There’s been a lot written this week about whether or not to fight the Islamic State in Iraq. This time the consensus among Spectator writers is that Britain should. There’s a clear moral case, but is it in our interests to go to war? The first time this question came up was in 1839 when China started confiscating opium from British traders. It may have been a good move to protect British trade, but the magazine was less convinced about the morality of it.
The perfect right of the Chinese authorities…to prohibit opium, will not bear disputing about; while the wisdom of their conduct in this matter—even supposing the object were to derive a revenue from home-grown opium—is at least as clear as that of the British Legislature, which forbids the growth of tobacco in Ireland in order to secure the tax on tobacco imported…If we have no trade with the Chinese but that which is maintained by arms, we shall have none at all. Neither in submission nor in violence is there the least prospect of establishing permanent and satisfactory commercial relations with this singular country.
The article suggests establishing a commercial haven on one of the islands off the coast of China – in fact, Britain took over Hong Kong just over a year later.

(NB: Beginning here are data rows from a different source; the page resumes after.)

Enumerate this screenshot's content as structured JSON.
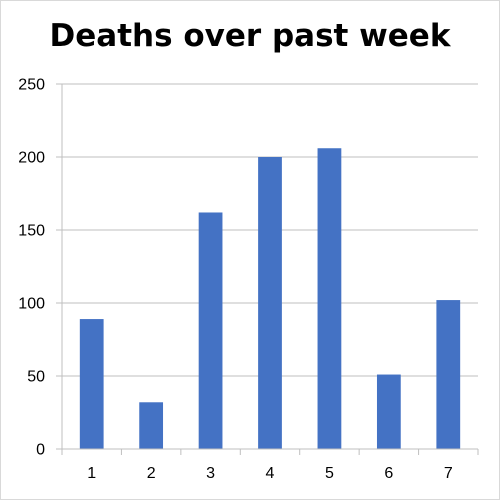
{
  "chart_data": {
    "type": "bar",
    "title": "Deaths over past week",
    "xlabel": "",
    "ylabel": "",
    "categories": [
      "1",
      "2",
      "3",
      "4",
      "5",
      "6",
      "7"
    ],
    "values": [
      89,
      32,
      162,
      200,
      206,
      51,
      102
    ],
    "ylim": [
      0,
      250
    ],
    "yticks": [
      0,
      50,
      100,
      150,
      200,
      250
    ],
    "grid": true,
    "legend": "none",
    "bar_color": "#4472c4",
    "grid_color": "#bfbfbf",
    "axis_color": "#bfbfbf"
  }
}
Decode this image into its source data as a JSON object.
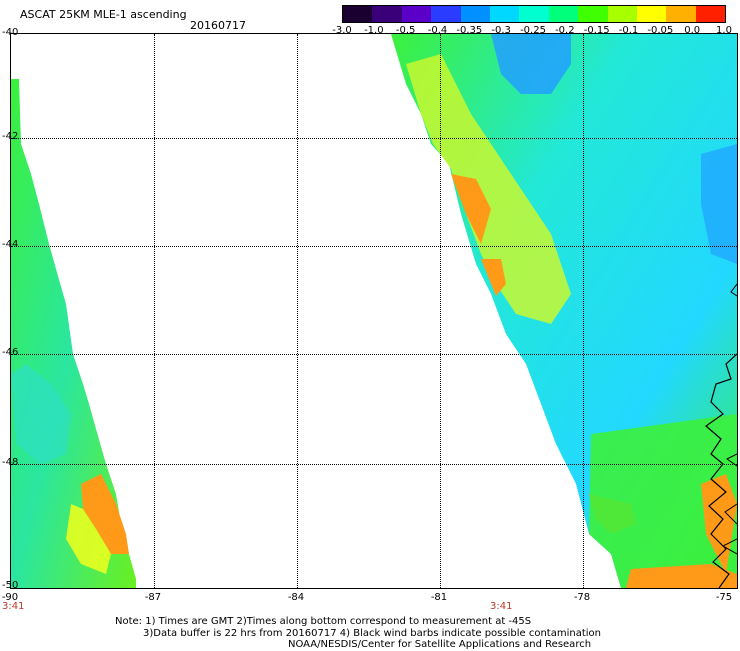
{
  "title": "ASCAT 25KM MLE-1 ascending",
  "date": "20160717",
  "colorbar": {
    "labels": [
      "-3.0",
      "-1.0",
      "-0.5",
      "-0.4",
      "-0.35",
      "-0.3",
      "-0.25",
      "-0.2",
      "-0.15",
      "-0.1",
      "-0.05",
      "0.0",
      "1.0"
    ],
    "colors": [
      "#1a0030",
      "#3a007a",
      "#5a00c8",
      "#2a3cff",
      "#0090ff",
      "#00d8ff",
      "#00ffd0",
      "#00ff7a",
      "#40ff00",
      "#a8ff00",
      "#ffff00",
      "#ffb000",
      "#ff2000"
    ]
  },
  "axes": {
    "lat_labels": [
      "-40",
      "-42",
      "-44",
      "-46",
      "-48",
      "-50"
    ],
    "lon_labels": [
      "-90",
      "-87",
      "-84",
      "-81",
      "-78",
      "-75"
    ]
  },
  "time_labels": [
    "3:41",
    "3:41"
  ],
  "notes": [
    "Note: 1) Times are GMT 2)Times along bottom correspond to measurement at -45S",
    "3)Data buffer is 22 hrs from 20160717 4) Black wind barbs indicate possible contamination",
    "NOAA/NESDIS/Center for Satellite Applications and Research"
  ],
  "map_colors": {
    "green": "#3cf03c",
    "cyan": "#00ffd8",
    "light_cyan": "#22e8ff",
    "blue": "#22a8ff",
    "yellow": "#e8ff20",
    "orange": "#ff9a18"
  }
}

There was a stronger moral case for sending soldiers to China in 1900 when the Boxer rebels started killing foreigners.
The secret society which calls itself the “Boxers,” and which was first organised in Shantung for the protection of China against the foreigner, has gradually worked its way to within a few miles of Pekin, murdering on its route all scattered foreigners, and especially all congregations of native Christians, not, we imagine, on account of their creed, but of their supposed friendship for white men.
It soon became clear that Britain had to do something.

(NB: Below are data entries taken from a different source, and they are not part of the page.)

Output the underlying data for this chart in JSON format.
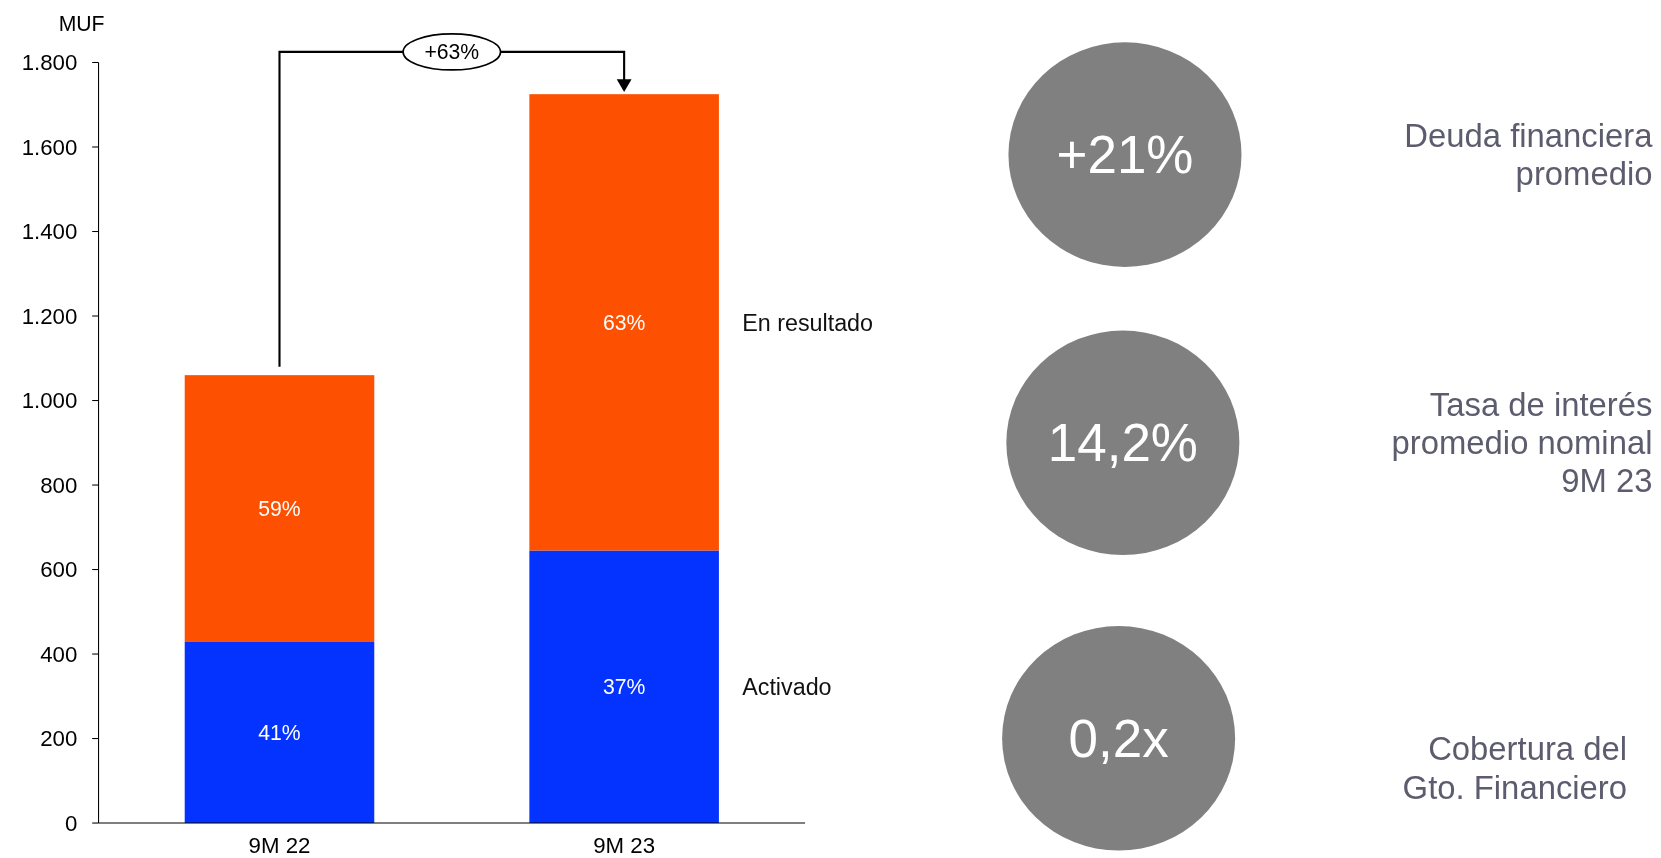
{
  "chart_data": [
    {
      "type": "bar",
      "stacked": true,
      "ylabel": "MUF",
      "categories": [
        "9M 22",
        "9M 23"
      ],
      "series": [
        {
          "name": "Activado",
          "color": "#0433ff",
          "values": [
            430,
            645
          ]
        },
        {
          "name": "En resultado",
          "color": "#fd5000",
          "values": [
            630,
            1080
          ]
        }
      ],
      "ylim": [
        0,
        1800
      ],
      "yticks": [
        0,
        200,
        400,
        600,
        800,
        {
          "value": 1000,
          "label": "1.000"
        },
        {
          "value": 1200,
          "label": "1.200"
        },
        {
          "value": 1400,
          "label": "1.400"
        },
        {
          "value": 1600,
          "label": "1.600"
        },
        {
          "value": 1800,
          "label": "1.800"
        }
      ],
      "annotations": [
        "+63%",
        "41%",
        "37%",
        "59%",
        "63%"
      ]
    },
    {
      "type": "other",
      "annotations": [
        "+21%",
        "Deuda financiera\npromedio",
        "14,2%",
        "Tasa de interés\npromedio nominal\n9M 23",
        "0,2x",
        "Cobertura del\nGto. Financiero"
      ]
    }
  ]
}
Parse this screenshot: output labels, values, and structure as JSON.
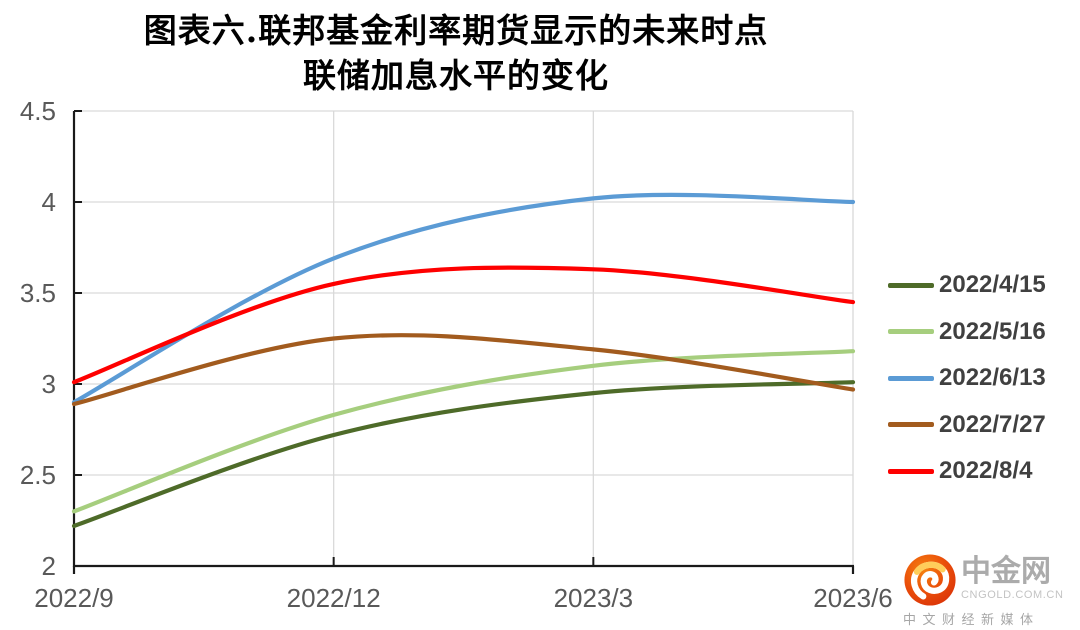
{
  "title": {
    "line1": "图表六.联邦基金利率期货显示的未来时点",
    "line2": "联储加息水平的变化"
  },
  "chart_data": {
    "type": "line",
    "categories": [
      "2022/9",
      "2022/12",
      "2023/3",
      "2023/6"
    ],
    "series": [
      {
        "name": "2022/4/15",
        "color": "#4E6B29",
        "values": [
          2.22,
          2.72,
          2.95,
          3.01
        ]
      },
      {
        "name": "2022/5/16",
        "color": "#A6CE7E",
        "values": [
          2.3,
          2.83,
          3.1,
          3.18
        ]
      },
      {
        "name": "2022/6/13",
        "color": "#5B9BD5",
        "values": [
          2.9,
          3.69,
          4.02,
          4.0
        ]
      },
      {
        "name": "2022/7/27",
        "color": "#A25B1E",
        "values": [
          2.89,
          3.25,
          3.19,
          2.97
        ]
      },
      {
        "name": "2022/8/4",
        "color": "#FE0000",
        "values": [
          3.01,
          3.55,
          3.63,
          3.45
        ]
      }
    ],
    "ylim": [
      2,
      4.5
    ],
    "ytick_step": 0.5,
    "ytick_labels": [
      "2",
      "2.5",
      "3",
      "3.5",
      "4",
      "4.5"
    ],
    "grid": true,
    "legend_position": "right",
    "line_smoothing": true
  },
  "watermark": {
    "brand": "中金网",
    "domain": "CNGOLD.COM.CN",
    "tagline": "中文财经新媒体"
  },
  "colors": {
    "axis": "#1a1a1a",
    "grid": "#D9D9D9",
    "tick_label": "#595959",
    "legend_text": "#404040",
    "logo_orange": "#E8420B",
    "logo_orange_light": "#F5820F",
    "logo_swirl": "#FFFFFF",
    "logo_swirl_accent": "#FFC53D"
  }
}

The strength of the “Boxers,” the character of their weapons, and their relation to the troops are still uncertain, but much is becoming clear. It is clear, for example, that the “Boxers” mean to effect a massacre of Europeans if they can, and that they are effecting a massacre of Chinese converts, killing them all impartially, whether Catholic or Protestant, English, French, or American. The English converts have suffered heavily; the American converts are in such straits that the Government of Washington, though obviously anxious to keep out of the turmoil, has ordered marines from Manila to protect them; and the French converts are so menaced that their Bishop has armed them all, brought them within the mission compound in Pekin, and ordered them to defend themselves and their missionaries with the rifle. No distinction is made in favour of any nationality, nor can any say that their enemies are spared while they themselves are given up to the spoiler. To be white is in “Boxer” eyes to be worthy of disembowelling….Steps, therefore, have been taken of the most decided kind. A combined force of two thousand marines—supposed by Anglo- Chinese, in their contempt for native valour, to be quite considerable—has been ordered to fight its way to Pekin, and on its arrival the Legations, already protected by marines and Maxims, will, it is stated, make in combination some demand in the nature of an ultimatum.

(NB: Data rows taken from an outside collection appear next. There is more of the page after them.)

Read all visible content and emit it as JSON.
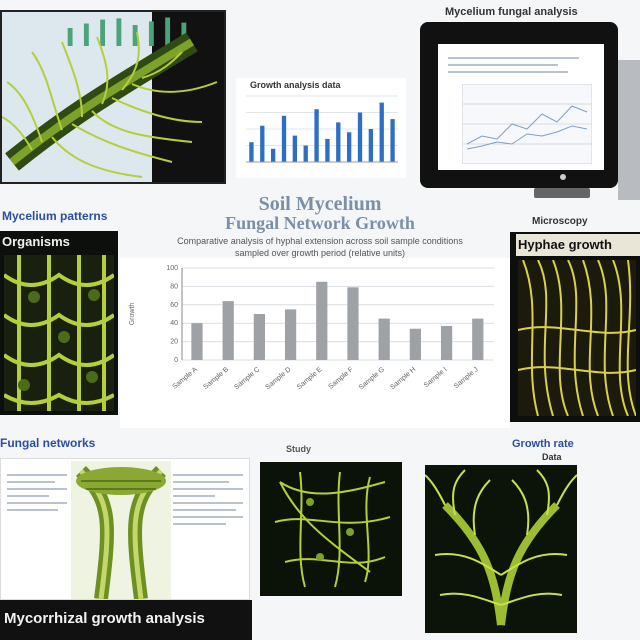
{
  "labels": {
    "top_left_caption": "Mycelium patterns",
    "left_panel_title": "Organisms",
    "right_panel_small": "Microscopy",
    "right_panel_title": "Hyphae growth",
    "mid_left_caption": "Fungal networks",
    "right_mid_caption": "Growth rate",
    "right_mid_sub": "Data",
    "center_small_caption": "Study",
    "bottom_banner": "Mycorrhizal growth analysis",
    "top_monitor_caption": "Mycelium fungal analysis",
    "chart_small_title": "Growth analysis data"
  },
  "main_title": {
    "line1": "Soil Mycelium",
    "line2": "Fungal Network Growth"
  },
  "subtitle": {
    "line1": "Comparative analysis of hyphal extension across soil sample conditions",
    "line2": "sampled over growth period (relative units)"
  },
  "colors": {
    "accent_green": "#b5cf3a",
    "dark_green": "#2f4a12",
    "bar_gray": "#9ea2a6",
    "bar_blue": "#2e6fc4",
    "label_blue": "#2a4fa0"
  },
  "chart_data": [
    {
      "type": "bar",
      "categories": [
        "Sample A",
        "Sample B",
        "Sample C",
        "Sample D",
        "Sample E",
        "Sample F",
        "Sample G",
        "Sample H",
        "Sample I",
        "Sample J"
      ],
      "values": [
        40,
        64,
        50,
        55,
        85,
        79,
        45,
        34,
        37,
        45
      ],
      "ylabel": "Growth",
      "ylim": [
        0,
        100
      ],
      "grid": true,
      "yticks": [
        "100",
        "80",
        "60",
        "40",
        "20",
        "0"
      ]
    },
    {
      "type": "bar",
      "values": [
        30,
        55,
        20,
        70,
        40,
        25,
        80,
        35,
        60,
        45,
        75,
        50,
        90,
        65
      ],
      "ylim": [
        0,
        100
      ],
      "grid": true
    },
    {
      "type": "bar",
      "values": [
        60,
        75,
        88,
        92,
        70,
        82,
        95,
        78
      ],
      "ylim": [
        0,
        100
      ],
      "grid": false
    }
  ]
}
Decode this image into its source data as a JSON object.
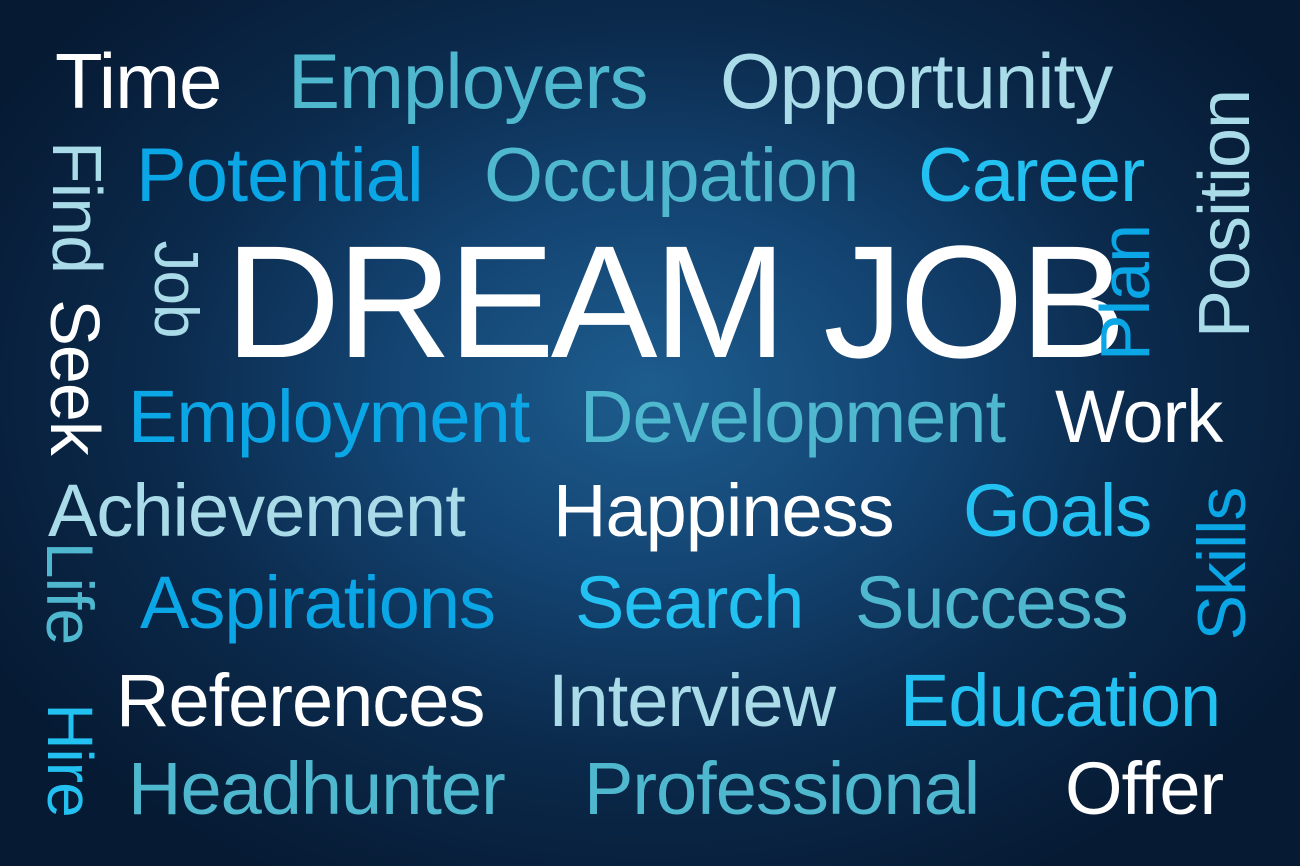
{
  "headline": "DREAM JOB",
  "words": {
    "time": "Time",
    "employers": "Employers",
    "opportunity": "Opportunity",
    "potential": "Potential",
    "occupation": "Occupation",
    "career": "Career",
    "employment": "Employment",
    "development": "Development",
    "work": "Work",
    "achievement": "Achievement",
    "happiness": "Happiness",
    "goals": "Goals",
    "aspirations": "Aspirations",
    "search": "Search",
    "success": "Success",
    "references": "References",
    "interview": "Interview",
    "education": "Education",
    "headhunter": "Headhunter",
    "professional": "Professional",
    "offer": "Offer",
    "find": "Find",
    "seek": "Seek",
    "job": "Job",
    "life": "Life",
    "hire": "Hire",
    "plan": "Plan",
    "position": "Position",
    "skills": "Skills"
  },
  "colors": {
    "background_center": "#1d5d8e",
    "background_edge": "#061a33",
    "white": "#ffffff",
    "teal": "#4fb8cf",
    "pale_blue": "#a9dbe8",
    "blue": "#0aa6e6",
    "sky_blue": "#22c1f2"
  }
}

Church leaders were uncomfortable about Britain’s involvement in the first Gulf War. Rowan Williams and Philip Crowe, who was principal of an Anglican theological college, wrote to Anglican bishops, arguing that there would be no international force in the Gulf if Kuwait produced carrots and Saudi Arabia was one vast onion bed. The Spectator took a different view.
This is certainly so. Nor would Saddam Hussein have invaded Kuwait for its vegetables. But if onions and carrots were all there was in the world to eat, and the Gulf was the major producer of these, tanks, ships and planes would still be massing in Saudi Arabia.
The supply of oil is as necessary to the West and the Third World as the supply of food: that is the true analogy. Control of the major oilfields in some recreated fantasy kingdom of Nebuchadnezzar would enable Saddam Hussein, a man cruel enough to use chemical warfare on his own civilian Kurds, to blackmail the world. A Vandal emperor would have taken power. Concern about this is every bit as morally legitimate as concern for the rescue of Kuwait, more so, because it affects more countries. The leaders of the West have been mistaken in emphasising one at the expense of the other, laying themselves open to the charge of humbug. Messrs Crowe and Williams have said that it is hypocrisy to act now in defence of Kuwait, when we did not intervene in the West Bank or Tibet. But that is another argument for intervention, not for a continuing failure to act.
It is common defensive self- interest, not a newly discovered ideal of brotherhood, which has produced such remarkable unanimity in the United Nations, and for which ordinary men and women are, and have been, prepared to kill and die.
The magazine took a similar line on the Second Gulf War.
The third condition is that the goal of the war must be clearly specified. This goal should be severely circumscribed. It is to remove Saddam and to destroy his regime, not to bring about democracy in Iraq, a task greater than that of Sisyphus. The only thing that should be required of the new Iraqi regime is that it should not endanger the peace of the world.
The message sent by America, then, should be clear and unambiguous: dictators are to be removed not because they are dictators, but because they threaten American interests and international peace. Naive domestic little dictators can be safely left to their own devices, and to the wrath of their own people.
When Hutus started killing Tutsis in Rwanda twenty years ago, no other country did anything. George Alagiah was reporting from just over the border in the Democratic Republic of Congo.
To report from a place like Goma is to know how impotent you are. I’d tell myself that someone important was watching our report and would be galvanised into action. But the fact is it was already too late. Every day I was there was a new assault on the emotions. It was like having a front seat at a parade of every evil that has ever befallen man — conflict and pestilence, hunger and terror. It is all there — in Old Testament proportions.
Iraq hasn’t had a genocide, but one Yazidi man told the BBC this week that every rock had had the blood of a child spilled on it. The death toll is not clear, but IS’s aim is: obliterate the Yazidis. Alex Massie said this week that it is in Britain’s interest to fight IS – perhaps that’s the kind of argument that might swing it.